What others think is none of your business
How people perceive you and want they think might be completely false. You can’t spend all your time trying to work out what they think of you. It’s draining and really hard work to wear a mask all the time. Obviously you’re not going to just read this and suddenly not care about what others think of you. It’s a process but perhaps it’s a new concept to you. It’s so much easier to be you and make decisions on what you want and how you want to feel than to constantly try and work out how to behave based on how someone else may or may not perceive you.
On that note it’s time to drop the guilt around letting gifted items go. Again we tie ourselves up in knots trying to do the right thing by others.

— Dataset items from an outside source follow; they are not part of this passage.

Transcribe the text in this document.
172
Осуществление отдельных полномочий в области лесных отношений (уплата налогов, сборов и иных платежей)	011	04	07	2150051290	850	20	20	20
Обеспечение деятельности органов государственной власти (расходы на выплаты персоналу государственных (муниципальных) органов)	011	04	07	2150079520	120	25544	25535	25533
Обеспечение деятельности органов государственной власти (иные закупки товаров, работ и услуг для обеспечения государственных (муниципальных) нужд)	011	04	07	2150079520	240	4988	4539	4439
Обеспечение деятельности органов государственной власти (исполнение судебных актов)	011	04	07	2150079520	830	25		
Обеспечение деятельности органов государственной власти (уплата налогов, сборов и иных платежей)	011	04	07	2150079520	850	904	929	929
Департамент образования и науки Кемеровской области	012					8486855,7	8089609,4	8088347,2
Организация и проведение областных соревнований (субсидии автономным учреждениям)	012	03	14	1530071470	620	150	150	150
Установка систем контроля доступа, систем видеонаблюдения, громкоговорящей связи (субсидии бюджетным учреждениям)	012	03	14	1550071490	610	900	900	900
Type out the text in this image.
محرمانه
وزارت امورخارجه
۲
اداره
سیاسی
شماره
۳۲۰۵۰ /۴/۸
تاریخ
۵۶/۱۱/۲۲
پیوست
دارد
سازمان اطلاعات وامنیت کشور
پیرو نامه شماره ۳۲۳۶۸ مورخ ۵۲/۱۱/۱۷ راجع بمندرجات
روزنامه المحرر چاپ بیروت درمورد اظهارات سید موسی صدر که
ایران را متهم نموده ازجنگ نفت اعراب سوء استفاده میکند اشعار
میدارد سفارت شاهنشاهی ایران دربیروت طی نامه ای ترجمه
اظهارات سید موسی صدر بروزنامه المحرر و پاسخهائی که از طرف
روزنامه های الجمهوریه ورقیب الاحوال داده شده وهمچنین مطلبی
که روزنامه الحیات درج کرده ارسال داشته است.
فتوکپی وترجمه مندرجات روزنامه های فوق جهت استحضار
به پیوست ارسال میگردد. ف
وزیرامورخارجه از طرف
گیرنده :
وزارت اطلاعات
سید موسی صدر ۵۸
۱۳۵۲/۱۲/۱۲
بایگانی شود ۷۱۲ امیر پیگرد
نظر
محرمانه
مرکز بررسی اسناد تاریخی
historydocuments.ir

But if the person who gifted you the item knew that collectively these items were causing you stress do you honestly think they’d want you to keep hold of them? I think that’d be a resounding no! Guilt’s too heavy to carry around all the time. Attach it to the items and let the whole lot go.
Be realistic and kind to yourself
To keep yourself in this right frame of mind around decluttering remember to treat yourself with kindness. Know that decluttering normally happens in stages. You’ll probably run out of physical and mental energy before you’ve tackled all your clutter so stop before you get to that point by chunking down your sessions (and be happy with yourself for what you’ve achieved). If your clutter’s built up over a long period of time you’re not likely to eliminate it all in a couple of weekends. Know that, accept it and move on.
Your declutter muscles strengthen over time too. It may feel like you’re starting slow and small but you’ll gain confidence and, subsequently, momentum over time. So just begin. Do start small, pat yourself on the back for whatever you get done, share your tiny wins and let the flywheel gain speed.